Похититель поволок жертву вперед, пока они не остановились у дальней стены комнаты. Нащупал на полу большую электрическую лампу и включил свет. Широкий желтый луч осветил пещерообразное помещение с кирпичными стенами, врезанными в окружающие камни и землю. Один угол был открыт светящемуся ночному небу. Тусклый искусственный свет лампы сливался со светом звезд и невидимой отсюда луны. Кто-то, находящийся выше, на поверхности, мог разглядеть источник света, если бы подошел ближе, но эта мысль не принесла агенту никакого утешения, поскольку Браманте, видимо, тоже это понимал.
Они, должно быть, находились где-то в центральной части города, но достаточно безлюдной, чтобы не быть никем замеченными. Роза напрягала память, пытаясь представить себе такое место в самом сердце Рима. Если задуматься, то на память приходило множество подходящих. Заброшенные котлованы, старые археологические раскопы, так никогда и не ставшие привлекательными для достаточного потока туристов, чтобы держать их открытыми. Город представлял собой настоящий муравейник древних достопримечательностей, как на поверхности, так и в глубине земли, где диковин было гораздо больше — во тьме, в сырости. Джорджио Браманте, несомненно, был отлично знаком со всеми.
Вот он подошел к девушке и встал сзади, очень близко, одна его крупная рука обвила тело Розы и легла ладонью на живот. Лицо убийцы приблизилось, дыхание, горячее и полное желания, било ей прямо в ухо.

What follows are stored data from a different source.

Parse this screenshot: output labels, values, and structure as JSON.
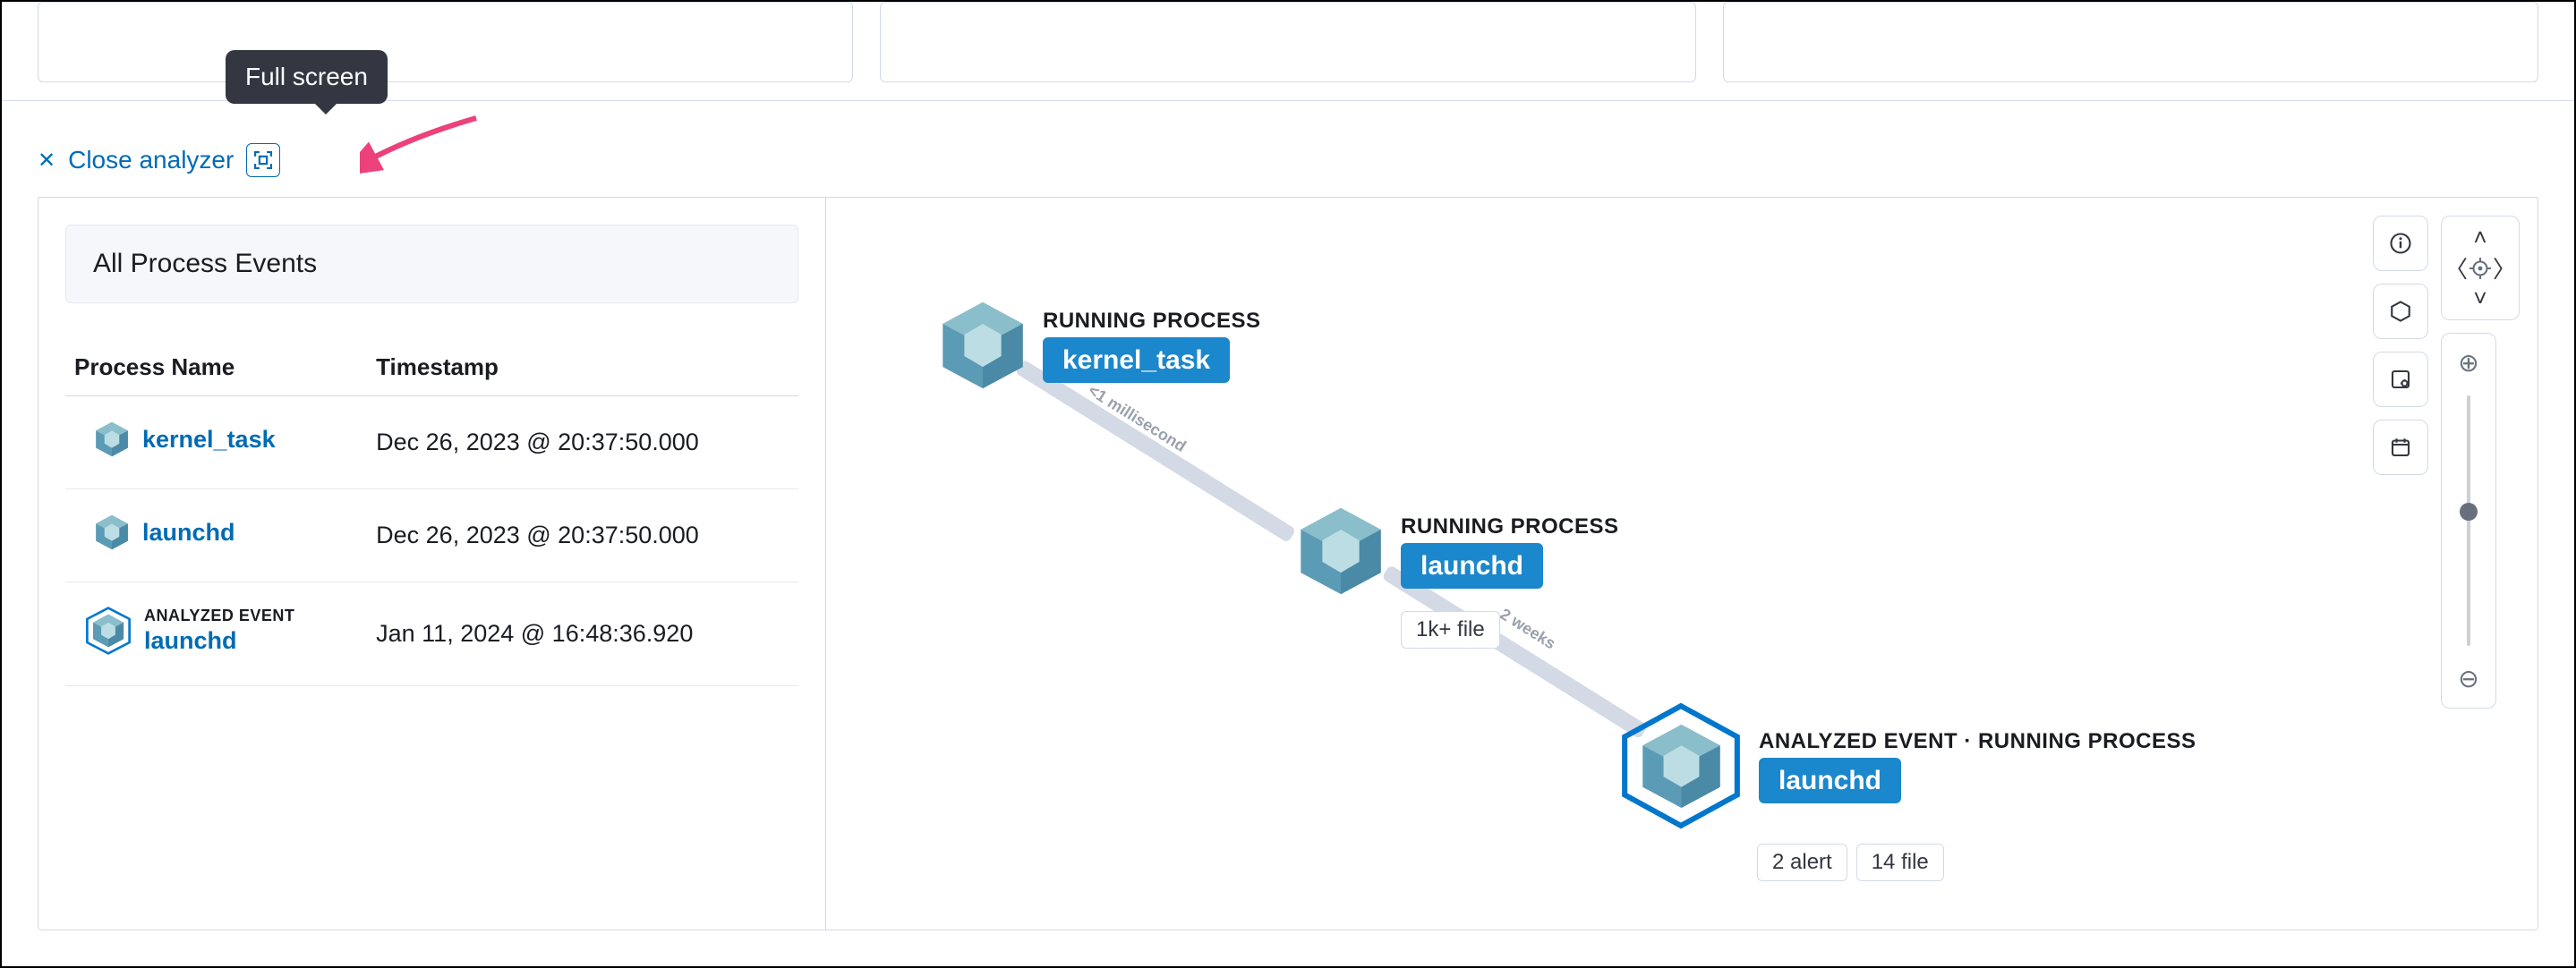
{
  "tooltip": {
    "label": "Full screen"
  },
  "close": {
    "label": "Close analyzer"
  },
  "sidebar": {
    "header": "All Process Events",
    "columns": {
      "name": "Process Name",
      "ts": "Timestamp"
    },
    "rows": [
      {
        "name": "kernel_task",
        "ts": "Dec 26, 2023 @ 20:37:50.000",
        "analyzed": false
      },
      {
        "name": "launchd",
        "ts": "Dec 26, 2023 @ 20:37:50.000",
        "analyzed": false
      },
      {
        "name": "launchd",
        "ts": "Jan 11, 2024 @ 16:48:36.920",
        "analyzed": true,
        "subtitle": "ANALYZED EVENT"
      }
    ]
  },
  "graph": {
    "nodes": [
      {
        "title": "RUNNING PROCESS",
        "name": "kernel_task",
        "pills": []
      },
      {
        "title": "RUNNING PROCESS",
        "name": "launchd",
        "pills": [
          "1k+ file"
        ]
      },
      {
        "title": "ANALYZED EVENT · RUNNING PROCESS",
        "name": "launchd",
        "pills": [
          "2 alert",
          "14 file"
        ],
        "analyzed": true
      }
    ],
    "edges": [
      {
        "label": "<1 millisecond"
      },
      {
        "label": "2 weeks"
      }
    ]
  }
}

Потом в другой руке археолога появилось лезвие, сверкнуло перед глазами Прабакаран и уперлось в шею, холодное, влажное. Агент почувствовала, как остер клинок, прижатый к ее коже. Кончик ножа приподнял полосу ткани, служившей кляпом, и разрезал. Тряпка упала, а девушка поперхнулась и закашлялась, слишком напуганная, чтобы произнести хоть слово. Роза чувствовала — он по-прежнему держит в руке конец веревки, и понимала, что Браманте слишком умен и осторожен, чтобы вернуть ей возможность говорить, если бы это не было ему зачем-то нужно.
— Ты знаешь, что это за место, Роза? — шепотом спросил убийца.
— Не смейте так со мной разговаривать! — ответила она, едва кашель унялся, стараясь говорить спокойным и твердым голосом, чтобы не выдавать страха.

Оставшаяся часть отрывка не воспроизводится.